Generalized weight functions and the Macdonald polynomials

TL;DR

This paper introduces a generalized weight function related to Macdonald polynomials, presents conjectures and partial proofs for related identities, and explores orthogonal polynomials in the context of quantum many-body systems.

Contribution

It proposes a new weight function generalizing the ground state wave function and conjectures the orthogonality and properties of Macdonald polynomials with respect to this weight.

Findings

Conjectured constant term identities involving the new weight function.

Defined orthogonal polynomials conjectured to be Macdonald polynomials.
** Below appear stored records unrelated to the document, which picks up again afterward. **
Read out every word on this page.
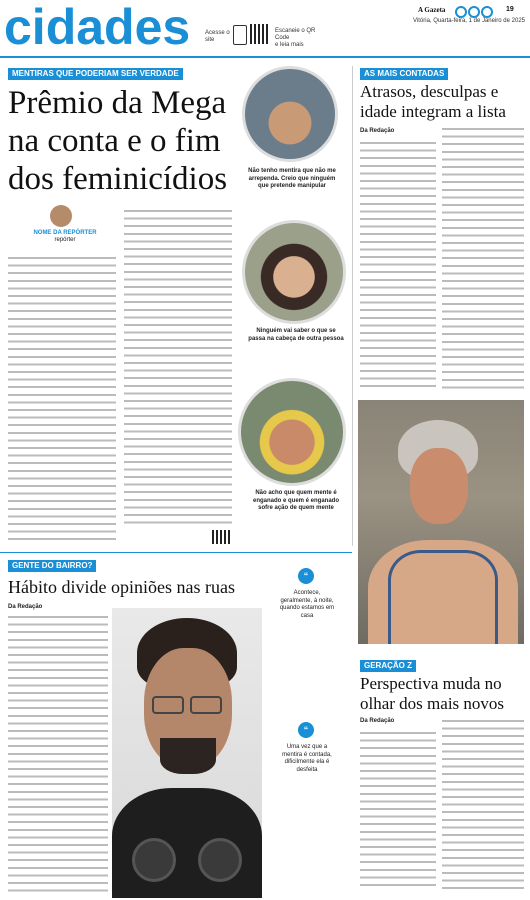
cidades Acesse o site
Escaneie o QR Code
e leia mais
A Gazeta	19
Vitória, Quarta-feira, 1 de Janeiro de 2025
MENTIRAS QUE PODERIAM SER VERDADE
Prêmio da Mega
na conta e o fim
dos feminicídios
NOME DA REPÓRTER
repórter
Não tenho mentira que não me arrependa. Creio que ninguém que pretende manipular
Ninguém vai saber o que se passa na cabeça de outra pessoa
Não acho que quem mente é enganado e quem é enganado sofre ação de quem mente
AS MAIS CONTADAS
Atrasos, desculpas e
idade integram a lista
Da Redação
GENTE DO BAIRRO?
Hábito divide opiniões nas ruas
Da Redação
“
Acontece, geralmente, à noite, quando estamos em casa
“
Uma vez que a mentira é contada, dificilmente ela é desfeita
GERAÇÃO Z
Perspectiva muda no
olhar dos mais novos
Da Redação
Partial proofs provided for special cases of the conjectures.

Abstract

A weight function which $q$-generalizes the ground state wave function of the multi-component Calogero-Sutherland quantum many body system is introduced. Conjectures, and some proofs in special cases, are given for a constant term identity involving this function. A Gram-Schmidt procedure with respect to the inner product associated with the weight function is used to define orthogonal polynomials in one of the components, which are conjectured to be the Macdonald polynomials $P_\kappa(w_1,\dots,w_{N_0};qt^p,t)$, and a proof is given in a special case. Conjectures are also given for an adjoint property of the Macdonald operator with respect to the inner product associated with the weight function, and the normalization of the Macdonald polynomial with respect to the same inner product.